Devenue un centre économique majeur, Barcelone fait face à une augmentation croissante du trafic urbain. Au-delà du trafic généré par les particuliers toujours plus nombreux, cette ville doit gérer au quotidien le trafic des transporteurs privés et les nuisances produites par ces activités.

Ceci a conduit la ville à lancer un pilote qui a pour but de proposer un système alternatif pour la distribution des marchandises lors du « dernier kilomètre », un besoin en croissance constante avec l’évolution des usages. Le concept était de proposer un système de gestion innovant pour la distribution des marchandises afin de réduire la circulation des poids lourds et donc la congestion dans le centre-ville.

Ce système a combiné deux éléments principaux :

  1. La mise en place de terminaux de transbordement – qui récupèrent les marchandises des poids lourds – situés aux abords de la ville
  2. L’utilisation de tricycles électriques pour les livraisons du « dernier kilomètre »

…qui partagent le même facteur clés de succès

Souvent décrié de par la privatisation qu’elle produirait, le concept de smart city appliqué au champ de la mobilité révèle le rôle essentiel que la collectivité locale doit jouer.

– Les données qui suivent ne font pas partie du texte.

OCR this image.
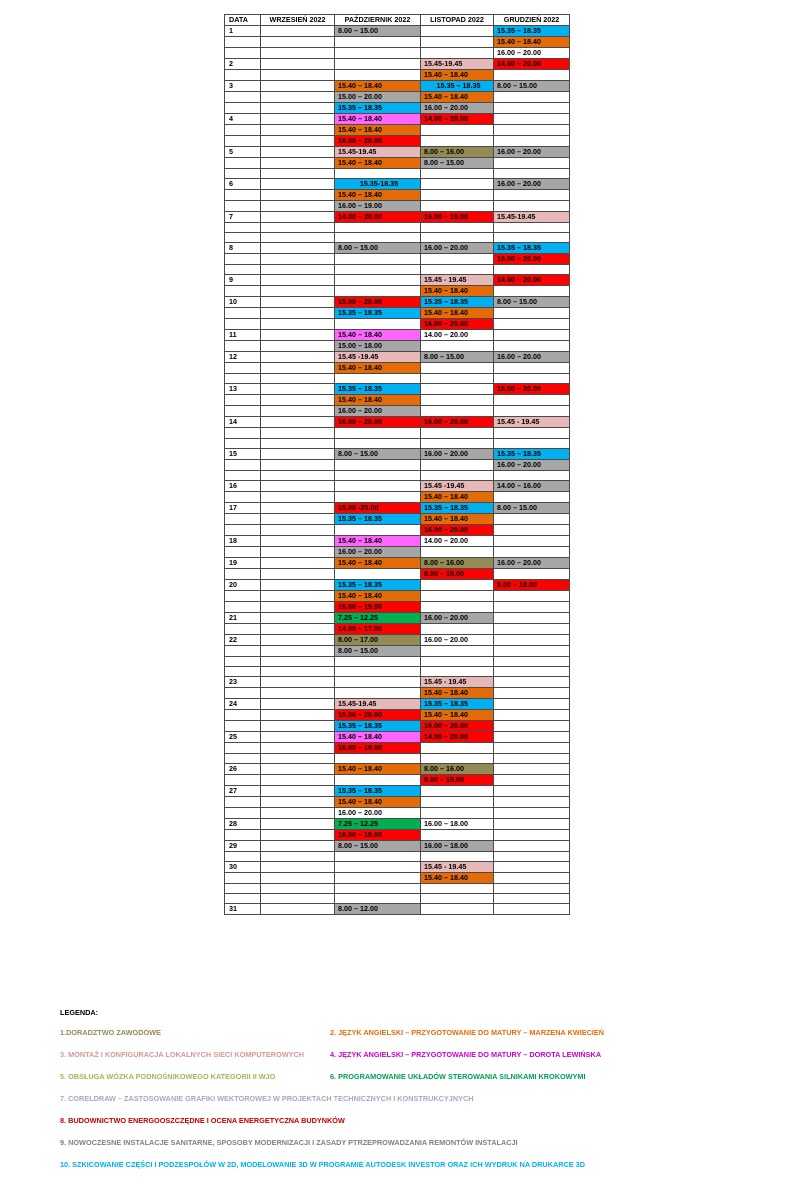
DATA	WRZESIEŃ 2022	PAŹDZIERNIK 2022	LISTOPAD 2022	GRUDZIEŃ 2022
1		8.00 – 15.00		15.35 – 18.35
				15.40 – 18.40
				16.00 – 20.00
2			15.45-19.45	14.00 – 20.00
			15.40 – 18.40	
3		15.40 – 18.40	15.35 – 18.35	8.00 – 15.00
		15.00 – 20.00	15.40 – 18.40	
		15.35 – 18.35	16.00 – 20.00	
4		15.40 – 18.40	14.00 – 20.00	
		15.40 – 18.40		
		16.00 – 20.00		
5		15.45-19.45	8.00 – 16.00	16.00 – 20.00
		15.40 – 18.40	8.00 – 15.00	

6		15.35-18.35		16.00 – 20.00
		15.40 – 18.40		
		16.00 – 19.00		
7		14.00 – 20.00	16.00 – 19.00	15.45-19.45

8		8.00 – 15.00	16.00 – 20.00	15.35 – 18.35
				16.00 – 20.00

9			15.45 - 19.45	14.00 – 20.00
			15.40 – 18.40	
10		15.00 – 20.00	15.35 – 18.35	8.00 – 15.00
		15.35 – 18.35	15.40 – 18.40	
			16.00 – 20.00	
11		15.40 – 18.40	14.00 – 20.00	
		15.00 – 18.00		
12		15.45 -19.45	8.00 – 15.00	16.00 – 20.00
		15.40 – 18.40		

13		15.35 – 18.35		16.00 – 20.00
		15.40 – 18.40		
		16.00 – 20.00		
14		16.00 – 20.00	16.00 – 20.00	15.45 - 19.45

15		8.00 – 15.00	16.00 – 20.00	15.35 – 18.35
				16.00 – 20.00

16			15.45 -19.45	14.00 – 16.00
			15.40 – 18.40	
17		15.00 -20.00	15.35 – 18.35	8.00 – 15.00
		15.35 – 18.35	15.40 – 18.40	
			16.00 – 20.00	
18		15.40 – 18.40	14.00 – 20.00	
		16.00 – 20.00		
19		15.40 – 18.40	8.00 – 16.00	16.00 – 20.00
			8.00 – 15.00	
20		15.35 – 18.35		8.00 – 18.00
		15.40 – 18.40		
		16.00 – 19.00		
21		7.25 – 12.25	16.00 – 20.00	
		14.00 – 17.00		
22		8.00 – 17.00	16.00 – 20.00	
		8.00 – 15.00		

23			15.45 - 19.45	
			15.40 – 18.40	
24		15.45-19.45	15.35 – 18.35	
		15.00 – 20.00	15.40 – 18.40	
		15.35 – 18.35	16.00 – 20.00	
25		15.40 – 18.40	14.00 – 20.00	
		16.00 – 19.00		

26		15.40 – 18.40	8.00 – 16.00	
			8.00 – 15.00	
27		15.35 – 18.35		
		15.40 – 18.40		
		16.00 – 20.00		
28		7.25 – 12.25	16.00 – 18.00	
		16.00 – 19.00		
29		8.00 – 15.00	16.00 – 18.00	

30			15.45 - 19.45	
			15.40 – 18.40	

31		8.00 – 12.00		
LEGENDA:
1.DORADZTWO ZAWODOWE	2. JĘZYK ANGIELSKI – PRZYGOTOWANIE DO MATURY – MARZENA KWIECIEŃ
3. MONTAŻ I KONFIGURACJA LOKALNYCH SIECI KOMPUTEROWYCH	4. JĘZYK ANGIELSKI – PRZYGOTOWANIE DO MATURY – DOROTA LEWIŃSKA
5. OBSŁUGA WÓZKA PODNOŚNIKOWEGO KATEGORII II WJO	6. PROGRAMOWANIE UKŁADÓW STEROWANIA SILNIKAMI KROKOWYMI
7. CORELDRAW – ZASTOSOWANIE GRAFIKI WEKTOROWEJ W PROJEKTACH TECHNICZNYCH I KONSTRUKCYJNYCH
8. BUDOWNICTWO ENERGOOSZCZĘDNE I OCENA ENERGETYCZNA BUDYNKÓW
9. NOWOCZESNE INSTALACJE SANITARNE, SPOSOBY MODERNIZACJI I ZASADY PTRZEPROWADZANIA REMONTÓW INSTALACJI
10. SZKICOWANIE CZĘŚCI I PODZESPOŁÓW W 2D, MODELOWANIE 3D W PROGRAMIE AUTODESK INVESTOR ORAZ ICH WYDRUK NA DRUKARCE 3D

Ainsi, le rôle de la structure publique aurait toute sa place et même une véritable légitimité à développer et mettre en œuvre une smart mobility.

Smart mobility : le rôle d’acteur pivot de la collectivité locale

Songdo, bien que construite par un consortium d’entreprises privées américaines et coréennes, n’aurait pas pu voir le jour sans la forte impulsion et le soutien de la municipalité de Incheon. A Barcelone, si la municipalité n’avait pas pris en main le projet, jamais les opérateurs de transport, compétiteurs sur un marché fortement concurrentiel, n’auraient coopéré pour partager les mêmes points de terminaux.

Le rôle de la collectivité locale, et plus particulièrement de la municipalité ou de l’intercommunalité, apparaît alors comme incontournable dans le développement et surtout la mise en œuvre d’une « mobilité intelligente ». En effet, les acteurs privés sont peu responsabilisés vis-à-vis des coûts externes négatifs qu’ils génèrent et ne souhaitent alors donc pas s’investir dans des projets jugés peu rentables à court terme.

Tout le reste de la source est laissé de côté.